Il faut d’abord éliminer une atteinte radiculaire dans le territoire L3-L4 : il existe généralement un syndrome rachidien associé avec une abolition réflexe ostéotendineux rotulien (L4) et la douleur neuropathique se localise plutôt dans ce cas à la partie antérieure de la cuisse. Il faut aussi éliminer une atteinte du nerf obturateur qui s’exprime, au début, par une dysesthésie en raquette, à la face médiane de la cuisse. Les douleurs du compartiment interne du genou doivent aussi être évoquées, notamment la tendinopathie de la patte d’oie (sartorius, gracile, semitendineux), mais aussi une atteinte du ligament collatéral médial ou du ménisque interne ou une fracture de fatigue du plateau tibial, voire un syndrome de loge chronique.
Des examens complémentaires simples pour confirmer le diagnostic
Des radiographies pourront être réalisées pour rechercher des causes extrinsèques de compression (cal osseux, fracture, tumeurs) et écarter les diagnostics différentiels.

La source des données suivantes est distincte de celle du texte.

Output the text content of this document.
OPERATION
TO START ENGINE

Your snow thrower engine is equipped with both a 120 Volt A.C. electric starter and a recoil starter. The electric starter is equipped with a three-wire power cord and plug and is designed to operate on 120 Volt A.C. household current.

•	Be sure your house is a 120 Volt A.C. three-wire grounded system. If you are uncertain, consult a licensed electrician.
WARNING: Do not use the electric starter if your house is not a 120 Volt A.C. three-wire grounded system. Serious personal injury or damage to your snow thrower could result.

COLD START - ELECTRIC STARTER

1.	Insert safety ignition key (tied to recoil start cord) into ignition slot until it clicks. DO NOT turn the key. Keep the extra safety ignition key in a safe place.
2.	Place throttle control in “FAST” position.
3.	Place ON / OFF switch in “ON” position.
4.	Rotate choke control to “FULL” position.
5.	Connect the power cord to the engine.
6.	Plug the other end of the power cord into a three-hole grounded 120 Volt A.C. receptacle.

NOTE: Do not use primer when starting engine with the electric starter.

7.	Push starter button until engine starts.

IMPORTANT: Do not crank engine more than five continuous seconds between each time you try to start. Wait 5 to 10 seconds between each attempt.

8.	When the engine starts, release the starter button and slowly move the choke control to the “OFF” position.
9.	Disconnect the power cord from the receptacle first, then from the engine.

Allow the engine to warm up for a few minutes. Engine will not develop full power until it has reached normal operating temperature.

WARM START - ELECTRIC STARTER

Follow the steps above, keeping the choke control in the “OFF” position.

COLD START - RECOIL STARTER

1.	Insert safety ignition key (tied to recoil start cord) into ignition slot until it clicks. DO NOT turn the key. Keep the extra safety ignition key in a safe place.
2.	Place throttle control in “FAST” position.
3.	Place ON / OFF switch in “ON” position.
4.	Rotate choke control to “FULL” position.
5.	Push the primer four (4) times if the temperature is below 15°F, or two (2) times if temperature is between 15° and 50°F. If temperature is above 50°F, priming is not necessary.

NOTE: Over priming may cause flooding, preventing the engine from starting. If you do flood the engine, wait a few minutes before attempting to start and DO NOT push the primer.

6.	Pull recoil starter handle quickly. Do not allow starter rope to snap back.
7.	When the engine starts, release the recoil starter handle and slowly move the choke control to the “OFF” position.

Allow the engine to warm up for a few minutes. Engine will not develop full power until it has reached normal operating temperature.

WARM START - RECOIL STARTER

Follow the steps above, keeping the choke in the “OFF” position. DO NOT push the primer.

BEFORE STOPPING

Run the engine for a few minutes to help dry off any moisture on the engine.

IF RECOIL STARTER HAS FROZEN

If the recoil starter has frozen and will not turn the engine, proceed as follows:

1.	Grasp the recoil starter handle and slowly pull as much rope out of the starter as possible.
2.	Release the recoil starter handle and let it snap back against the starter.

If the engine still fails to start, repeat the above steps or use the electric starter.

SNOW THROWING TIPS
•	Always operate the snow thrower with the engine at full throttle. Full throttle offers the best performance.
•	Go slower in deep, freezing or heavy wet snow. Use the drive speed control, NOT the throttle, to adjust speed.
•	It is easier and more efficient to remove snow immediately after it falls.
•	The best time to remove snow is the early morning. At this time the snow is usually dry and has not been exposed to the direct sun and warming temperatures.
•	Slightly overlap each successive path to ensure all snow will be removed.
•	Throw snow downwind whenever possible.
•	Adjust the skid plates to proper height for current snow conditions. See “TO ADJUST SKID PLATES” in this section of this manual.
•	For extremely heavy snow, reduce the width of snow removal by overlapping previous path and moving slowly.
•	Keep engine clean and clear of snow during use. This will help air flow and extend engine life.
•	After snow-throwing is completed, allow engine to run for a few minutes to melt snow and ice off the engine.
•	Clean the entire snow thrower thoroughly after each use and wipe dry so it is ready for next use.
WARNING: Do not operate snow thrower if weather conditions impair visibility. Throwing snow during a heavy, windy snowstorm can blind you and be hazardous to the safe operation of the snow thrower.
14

L’analyse des structures nerveuses est possible à l’échographie, qui permet d’objectiver le renflement du nerf en amont de son passage dans le canal de Hunter avec perte de son aspect fibrillaire et une diminution du calibre et une infiltration graisseuse en chronique en aval. Il existe une hyperhémie au doppler, en aigu. L'IRM est utile également pour visualiser les anomalies anatomiques, éliminer les diagnostics différentiels et confirmer le diagnostic.
Enfin, en cas d’atteinte du nerf saphène, l’électromyogramme (EMG) est souvent normal. L’étude des potentiels évoqués somesthésiques peut être plus informative. Bien que peu utilisé donc, l'électromyographie (EMG) peut identifier les anomalies de conduction nerveuse qui sont caractéristiques d'une neuropathie compressive : bloc de conduction sensitif et/ou moteur au niveau de la zone de conflit avec des signes de dénervation des muscles innervés par le nerf saphène. Ces signes ne sont pas immédiats et ils apparaissent au bout de quelques temps lorsque la dégénérescence wallérienne rétrograde est effectuée. Ce bloc signe une zone de démyélinisation focale dont la localisation précise peut être appréciée par une stimulation centimètre par centimètre. L’examen en détection a pour objectif de confirmer la systématisation par la mise en évidence de signe de dénervation active musculaire d’aval. Il permet également d’apprécier la sévérité de l’atteinte définie par la sévérité de la dénervation.
L’EMG peut également avoir une valeur pronostique au cours du traitement en objectivant a disparition, le cas échéant, du bloc de conduction et l’apparition de signes de réinnervation.
Une approche thérapeutique conservatrice
La prise en charge de la compression du nerf saphène interne combine souvent des approches conservatrices et, dans certains cas, chirurgicales. Le traitement initial repose sur le repos sportif, la modification des activités et l'utilisation d'anti-inflammatoires non stéroïdiens. La physiothérapie qui repose sur des étirements et des massages transverses, peut être bénéfique pour renforcer les muscles adjacents et améliorer la posture. Parfois l’importance de la douleur peut amener à une infiltration du qu’il faudra systématiquement effectuer sous échographie compte tenu de la proximité de l’artère fémorale superficielle.
Si les symptômes persistent malgré ces mesures, une intervention chirurgicale visant à libérer le nerf comprimé peut être envisagée. Cela peut-être une neurolyse avec des résultats parfois décevants du fait de la récidive fréquente des symptômes en raison de l’apparition d’une plage de fibrose post-opératoire.
La compression du nerf saphène interne au tiers inférieur de la cuisse est une cause potentielle de douleurs et de dysesthésies à ne pas négliger. Une évaluation clinique minutieuse et l'utilisation judicieuse des examens complémentaires sont essentielles pour établir un diagnostic précis. La prise en charge doit être adaptée à chaque patient, avec une préférence initiale pour les traitements conservateurs avant de considérer les options chirurgicales. Une meilleure sensibilisation à cette condition permettra une prise en charge plus efficace et améliorera la qualité de vie des patients affectés.